Fresco Leone d’Oro del Festival di Venezia, il film di Sofia Coppola invoglia lo spettatore alla ricerca di un gusto delicato ma non riesce a saziarlo per via di quell’impalpabilità che lascia scontenti.
Johnny Marco è un attore, diciamo senza arte ma con parte. Vive la sua vita così come porta a spasso la sua Ferrari. Gira in tondo su strade aride e spoglie, circondato dal lusso e da ogni genere di voluttà, inganna l’attesa di un’esistenza fine a se stessa con l’inerzia dorata di un cerchio lento e dolente.
I prolissi sketch inanellati all’inizio del film, riflettono l’esistenza inconcludente del protagonista.

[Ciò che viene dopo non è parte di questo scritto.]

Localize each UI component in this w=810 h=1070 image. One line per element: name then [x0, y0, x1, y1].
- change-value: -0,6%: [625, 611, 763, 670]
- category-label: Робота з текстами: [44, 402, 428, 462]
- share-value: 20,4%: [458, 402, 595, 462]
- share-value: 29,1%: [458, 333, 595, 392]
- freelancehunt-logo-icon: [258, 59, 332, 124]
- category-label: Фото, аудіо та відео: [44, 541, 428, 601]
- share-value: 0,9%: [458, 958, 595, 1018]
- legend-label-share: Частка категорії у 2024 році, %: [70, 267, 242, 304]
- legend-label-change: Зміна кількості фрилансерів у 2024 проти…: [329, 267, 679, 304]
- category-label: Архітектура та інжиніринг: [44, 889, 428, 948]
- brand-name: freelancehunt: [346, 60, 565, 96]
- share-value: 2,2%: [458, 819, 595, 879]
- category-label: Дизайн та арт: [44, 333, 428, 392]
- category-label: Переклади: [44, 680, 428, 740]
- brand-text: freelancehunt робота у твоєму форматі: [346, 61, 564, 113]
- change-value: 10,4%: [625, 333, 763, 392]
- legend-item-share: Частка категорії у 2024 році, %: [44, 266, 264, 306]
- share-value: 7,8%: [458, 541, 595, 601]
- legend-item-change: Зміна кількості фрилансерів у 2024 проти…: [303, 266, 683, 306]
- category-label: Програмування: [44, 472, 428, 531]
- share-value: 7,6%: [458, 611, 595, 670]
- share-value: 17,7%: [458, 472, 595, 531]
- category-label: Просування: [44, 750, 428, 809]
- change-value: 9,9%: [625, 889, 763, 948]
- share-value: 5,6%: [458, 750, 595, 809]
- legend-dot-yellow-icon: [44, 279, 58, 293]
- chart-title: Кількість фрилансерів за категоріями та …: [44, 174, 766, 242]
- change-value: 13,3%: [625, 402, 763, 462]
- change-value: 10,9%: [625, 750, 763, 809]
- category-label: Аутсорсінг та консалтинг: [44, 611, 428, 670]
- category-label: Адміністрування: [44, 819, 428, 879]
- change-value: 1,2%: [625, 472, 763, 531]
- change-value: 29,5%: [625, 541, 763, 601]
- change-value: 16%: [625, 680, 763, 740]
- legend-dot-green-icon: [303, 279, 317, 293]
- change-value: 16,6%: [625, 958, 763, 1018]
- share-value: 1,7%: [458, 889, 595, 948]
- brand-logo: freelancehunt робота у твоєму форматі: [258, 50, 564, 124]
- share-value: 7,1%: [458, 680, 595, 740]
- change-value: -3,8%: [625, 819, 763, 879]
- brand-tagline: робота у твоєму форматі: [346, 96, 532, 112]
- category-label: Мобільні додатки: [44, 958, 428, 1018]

Lo braccano emblematici ed acidi sms, inviati da una coscienza che lo fustiga fino a quando l’ex compagna non decide di parcheggiargli la figlia Cloe in procinto di cominciare il campo estivo. La vicinanza con la bimba, figura angelica sempre immersa nella luce, segna l’occasione di una tregua al “supplizio” da star di Johnny, costringendolo a guardarsi in faccia quel tanto che basta per raggiungere la consapevolezza che ogni vita, persino la sua, necessita di avere un senso. Almeno un po’.
Sofia Coppola gira con mestiere una storia semplice e senza apparenti pretese, a metà tra il cinema indipendente ed il gusto europeo, si affida a immagini estetizzate ed a metafore più o meno sottili per compiacere lo spettatore ed immergerlo nell’ambiente lussuoso e rarefatto dei suoi personaggi. A dire la verità, personalmente, più che il cinema europeo, mi ha ricordato certi lavori di Abel Ferrara, purtroppo, però, senza quella morbosità che mantiene viva l’attenzione e la voglia di guardare. La pecca maggiore di questo Somewhere, infatti, sta nel limitarsi allo sviluppare una morale che, seppur sempre vera e sacrosanta, lasciata a se stessa appare un po’ scontata.